I want to highlight some important recurring themes in that committee’s work which I think are relevant to what we are discussing today. First, prison is a very expensive resource. In its report Prison Population 2022, the committee states:

“There is a grave risk that we become locked in a vicious cycle of prisons perpetually absorbing huge amounts of criminal-justice related spending”,


and that that spending diverts funds from,

“essential initiatives that could stem or reverse the predicted growth”.

This is a cycle that leads to more crime, not less; more victims, not fewer.

Under my encouragement, the committee went to Texas, which may seem surprising, as Texas is generally thought of as a place of somewhat harsh penal policy. We went to talk to people who across the aisle—Republicans and Democrats—were working to reduce the prison population and divert some of the money being spent on prisons into measures to tackle drug-related crime. When we questioned the Republicans in particular on why they were taking that approach, they said, “This is the taxpayers’ dollar. We are Republicans. We care about how the taxpayers’ dollar is spent. If it is not being spent effectively to deliver the results that taxpayers want, we have to change it”. That was the basis for a fundamental rethink of the whole policy on prisons. Policy needs to be evidence led, and the evidence is that overuse of prison and custody does not lead to better rehabilitation.

A second theme of the committee’s work was that we need to build greater confidence among sentencers in alternatives to prison. That requires investment of a larger share of resources in community sentences, not a draining away of those resources into the prison system. The committee has pointed out the cost and unsuitability of custodial sentences for many women prisoners, who have a greater chance of rehabilitation through women’s centres in the community.

Part of the problem is that prisons are commissioned nationally on a demand-led basis, not by bodies also responsible for community sentences and all the services essential for rehabilitation. The result is that, when sentence is being passed, if it is a custodial sentence, there is never any doubt that a place, however unsuitable, will be found somewhere in the prison system, and there will be a van outside which will take the prisoner away to that custodial place.
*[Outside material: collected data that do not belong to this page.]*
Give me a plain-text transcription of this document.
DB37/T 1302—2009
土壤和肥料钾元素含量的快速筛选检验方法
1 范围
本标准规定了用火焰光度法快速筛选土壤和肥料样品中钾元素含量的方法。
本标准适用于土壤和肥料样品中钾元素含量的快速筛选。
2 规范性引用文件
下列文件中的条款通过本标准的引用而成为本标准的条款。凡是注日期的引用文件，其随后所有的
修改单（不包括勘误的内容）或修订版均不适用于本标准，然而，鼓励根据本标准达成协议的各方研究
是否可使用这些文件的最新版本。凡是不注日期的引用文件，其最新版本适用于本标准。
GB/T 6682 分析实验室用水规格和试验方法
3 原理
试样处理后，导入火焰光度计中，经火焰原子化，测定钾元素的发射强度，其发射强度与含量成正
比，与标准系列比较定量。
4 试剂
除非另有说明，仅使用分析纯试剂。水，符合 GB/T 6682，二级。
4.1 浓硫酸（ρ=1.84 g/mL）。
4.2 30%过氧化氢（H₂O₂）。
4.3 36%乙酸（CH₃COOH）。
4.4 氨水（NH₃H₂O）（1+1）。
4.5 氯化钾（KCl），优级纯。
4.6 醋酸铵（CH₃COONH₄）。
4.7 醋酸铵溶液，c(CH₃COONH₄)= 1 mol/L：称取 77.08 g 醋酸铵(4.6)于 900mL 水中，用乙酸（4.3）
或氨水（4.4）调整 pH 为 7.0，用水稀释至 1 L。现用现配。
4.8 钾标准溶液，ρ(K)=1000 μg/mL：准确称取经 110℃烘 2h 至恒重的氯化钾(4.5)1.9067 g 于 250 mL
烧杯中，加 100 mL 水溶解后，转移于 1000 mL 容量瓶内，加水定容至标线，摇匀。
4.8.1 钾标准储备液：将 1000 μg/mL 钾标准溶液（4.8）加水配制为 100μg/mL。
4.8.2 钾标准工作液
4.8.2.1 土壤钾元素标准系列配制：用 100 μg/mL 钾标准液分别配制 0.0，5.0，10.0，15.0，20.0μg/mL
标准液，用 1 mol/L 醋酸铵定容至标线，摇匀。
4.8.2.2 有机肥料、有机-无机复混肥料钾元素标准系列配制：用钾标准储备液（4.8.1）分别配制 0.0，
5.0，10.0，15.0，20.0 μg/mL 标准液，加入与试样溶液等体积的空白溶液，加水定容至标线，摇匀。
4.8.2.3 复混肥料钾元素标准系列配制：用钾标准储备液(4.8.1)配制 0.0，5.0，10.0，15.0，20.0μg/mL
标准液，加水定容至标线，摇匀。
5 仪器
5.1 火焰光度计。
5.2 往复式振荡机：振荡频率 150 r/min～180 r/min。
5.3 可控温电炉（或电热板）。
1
There may be real doubt, on the other hand, as to the availability of suitable community supervision, drug treatment, employment training or any of the other features which a non-custodial sentence would require. The split commissioning model has failed, and we need to pull those disparate commissioning bodies together to provide custody for those for whom it is essential and robust community-based alternatives in which sentencers have confidence.

The public also need confidence that sentencing is effective. There is plenty of evidence that, presented with the full facts of a case, members of the public are less likely to opt for longer sentences and more likely to recommend community alternatives than judges and magistrates currently do. We have got stuck with the idea that the use of custody and longer sentences is the only way that society can express its abhorrence of serious crime, the only mechanism to rate a crime as serious.

It is a necessary function of the criminal justice system that crime is punished, and society needs to have means to express its abhorrence of serious crime and ways to identify some crimes especially as intolerable and requiring a severe response. However, to use the length of prison sentences as the sole yardstick of social disapproval, the sole mechanism to classify the seriousness of particular forms of crime, is to destroy any possibility of using limited resources rationally to prevent further crime. Good, effective and robust community sentences need to be available. If another year added to the sentence offers no better prospect of preventing that offender from returning to crime, it is taxpayers’ money wasted.

Many victims of crime will tell you that their priority for the criminal justice system is that it ensures that others do not have to go through what they have been through. They want to stop reoffending and the recruitment of more people into criminal behaviour. That is what the system does least well, and that is why we need to get it right.